Resolved: The canonical annulment process should be scrapped and the Catholic response to divorce should be reformed following the model of the Orthodox Churches.
Fr. Peter Daly, a pastor in the DC area and a columnist for NCR, argues this point in a very powerful blog post. He is approaching it from a pastoral, not a doctrinal point of view, and he makes clear some of the painful issues he confronts. Some highlights:
It is pretty clear from the Gospels that Jesus did not approve of divorce and remarriage. He says it amounts to adultery, which is pretty strong language, especially coming from Jesus. But if we are his followers, we have to at least try to deal with his teaching. Our annulment process is an attempt to take his teaching seriously and still allow people a second (or third) chance.
The problem with the process in the Roman Catholic church is that it takes what ought to be a pastoral matter and turns it into a legal one. It is complicated, often unfair, and frequently unintelligible to the participants. Some tribunals are easy. Some are hard. It can be very capricious.
One place where this is of particular concern for him are couples he meets in his RCIA program:
Annulments come up every year in our RCIA program….The thornier annulments involve people who were not Catholics at the time and had absolutely no reason to get married in a Catholic church. Ironically, they have to go through a full legal process before a church tribunal.
It is painful and pointless. They have to find witnesses, get records, take statements, dig up old contacts, and open old wounds. All of our language is legal, not pastoral. We speak of petitions, tribunals, witnesses, advocates, petitioners, defendants and evidence. It is Kafkaesque. It turns pastors into bureaucrats, to no purpose.
His solution is straightforward:
If I were pope, I would leave the decision about annulments and reception of the sacraments entirely up to the parish priest. It should be resolved in the internal forum of the confessional. The emphasis should be on mercy, not law. End of story. Move on….Let divorced and remarried people make a good confession and offer sincere contrition and a firm purpose of amendment. Then let them start again. God has forgiven us much worse.

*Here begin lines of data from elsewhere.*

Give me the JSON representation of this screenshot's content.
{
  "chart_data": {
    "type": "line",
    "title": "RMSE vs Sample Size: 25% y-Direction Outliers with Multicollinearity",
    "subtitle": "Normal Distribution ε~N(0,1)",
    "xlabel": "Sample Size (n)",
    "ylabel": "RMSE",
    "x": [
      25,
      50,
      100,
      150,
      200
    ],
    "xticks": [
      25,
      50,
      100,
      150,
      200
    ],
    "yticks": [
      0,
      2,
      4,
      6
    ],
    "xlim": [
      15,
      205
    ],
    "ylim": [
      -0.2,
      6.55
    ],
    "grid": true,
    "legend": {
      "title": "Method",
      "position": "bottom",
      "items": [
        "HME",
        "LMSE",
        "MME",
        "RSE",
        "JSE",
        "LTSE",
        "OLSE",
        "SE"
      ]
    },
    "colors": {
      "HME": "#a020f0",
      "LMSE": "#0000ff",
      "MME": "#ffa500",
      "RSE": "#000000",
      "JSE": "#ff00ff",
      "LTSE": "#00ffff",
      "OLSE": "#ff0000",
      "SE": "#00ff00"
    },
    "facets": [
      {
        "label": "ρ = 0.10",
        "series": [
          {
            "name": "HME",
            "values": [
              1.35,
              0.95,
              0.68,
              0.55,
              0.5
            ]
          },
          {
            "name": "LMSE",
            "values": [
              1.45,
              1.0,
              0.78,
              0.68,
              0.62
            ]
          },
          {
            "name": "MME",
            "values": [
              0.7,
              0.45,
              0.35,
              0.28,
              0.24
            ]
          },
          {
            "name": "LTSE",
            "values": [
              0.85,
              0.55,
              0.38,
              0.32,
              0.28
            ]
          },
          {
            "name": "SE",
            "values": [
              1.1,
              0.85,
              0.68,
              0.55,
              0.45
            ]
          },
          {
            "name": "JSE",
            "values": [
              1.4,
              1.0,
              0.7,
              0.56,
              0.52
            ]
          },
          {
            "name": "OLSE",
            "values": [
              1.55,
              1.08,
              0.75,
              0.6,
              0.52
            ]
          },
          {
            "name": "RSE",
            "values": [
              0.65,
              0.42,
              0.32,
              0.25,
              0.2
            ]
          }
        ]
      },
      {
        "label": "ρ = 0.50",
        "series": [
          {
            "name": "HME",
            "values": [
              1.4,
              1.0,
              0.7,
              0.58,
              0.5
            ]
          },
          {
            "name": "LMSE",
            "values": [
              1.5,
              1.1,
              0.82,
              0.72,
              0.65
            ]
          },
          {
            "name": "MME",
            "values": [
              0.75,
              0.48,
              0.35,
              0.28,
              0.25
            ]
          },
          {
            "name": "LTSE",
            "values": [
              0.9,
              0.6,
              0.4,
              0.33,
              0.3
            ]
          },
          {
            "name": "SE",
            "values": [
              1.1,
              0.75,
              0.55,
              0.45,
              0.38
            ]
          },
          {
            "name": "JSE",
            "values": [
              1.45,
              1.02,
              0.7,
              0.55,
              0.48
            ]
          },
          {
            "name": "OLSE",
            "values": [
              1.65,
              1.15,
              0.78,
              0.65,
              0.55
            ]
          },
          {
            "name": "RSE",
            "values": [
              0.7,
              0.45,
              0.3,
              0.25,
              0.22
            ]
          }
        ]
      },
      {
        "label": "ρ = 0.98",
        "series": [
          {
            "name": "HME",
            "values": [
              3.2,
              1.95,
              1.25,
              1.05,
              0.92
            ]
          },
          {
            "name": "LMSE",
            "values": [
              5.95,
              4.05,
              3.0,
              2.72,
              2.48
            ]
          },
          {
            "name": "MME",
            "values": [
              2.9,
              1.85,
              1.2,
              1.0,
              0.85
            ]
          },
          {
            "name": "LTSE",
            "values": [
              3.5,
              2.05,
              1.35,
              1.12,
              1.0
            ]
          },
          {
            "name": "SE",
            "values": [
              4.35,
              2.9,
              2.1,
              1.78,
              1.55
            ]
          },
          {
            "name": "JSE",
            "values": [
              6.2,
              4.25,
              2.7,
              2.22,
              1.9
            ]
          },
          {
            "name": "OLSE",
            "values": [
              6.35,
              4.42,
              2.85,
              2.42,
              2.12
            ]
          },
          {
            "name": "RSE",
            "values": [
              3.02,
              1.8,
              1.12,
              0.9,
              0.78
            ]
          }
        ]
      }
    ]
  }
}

Your response? I am sympathetic, but I can see drawbacks, particularly given the way in which secular values have permeated the Church. Paradoxically, I think this approach might work, but only if the Church took a harder line on divorce in the process.
UPDATE: a few hours after posting this and having read the first few comments, I realized that it would be helpful to post a thorough description of the Orthodox practice regarding divorce and remarriage. Bishop Athenagoras Peckstadt is the assistant Bishop of the Orthodox Archdiocese of Belgium, and he gives a very detailed overview of Orthodox theology and practice in this area.
UPDATE (1/16/14): The German bishops seem to be taking steps in this direction, despite objections from Cardinal Mueller at the Vatican.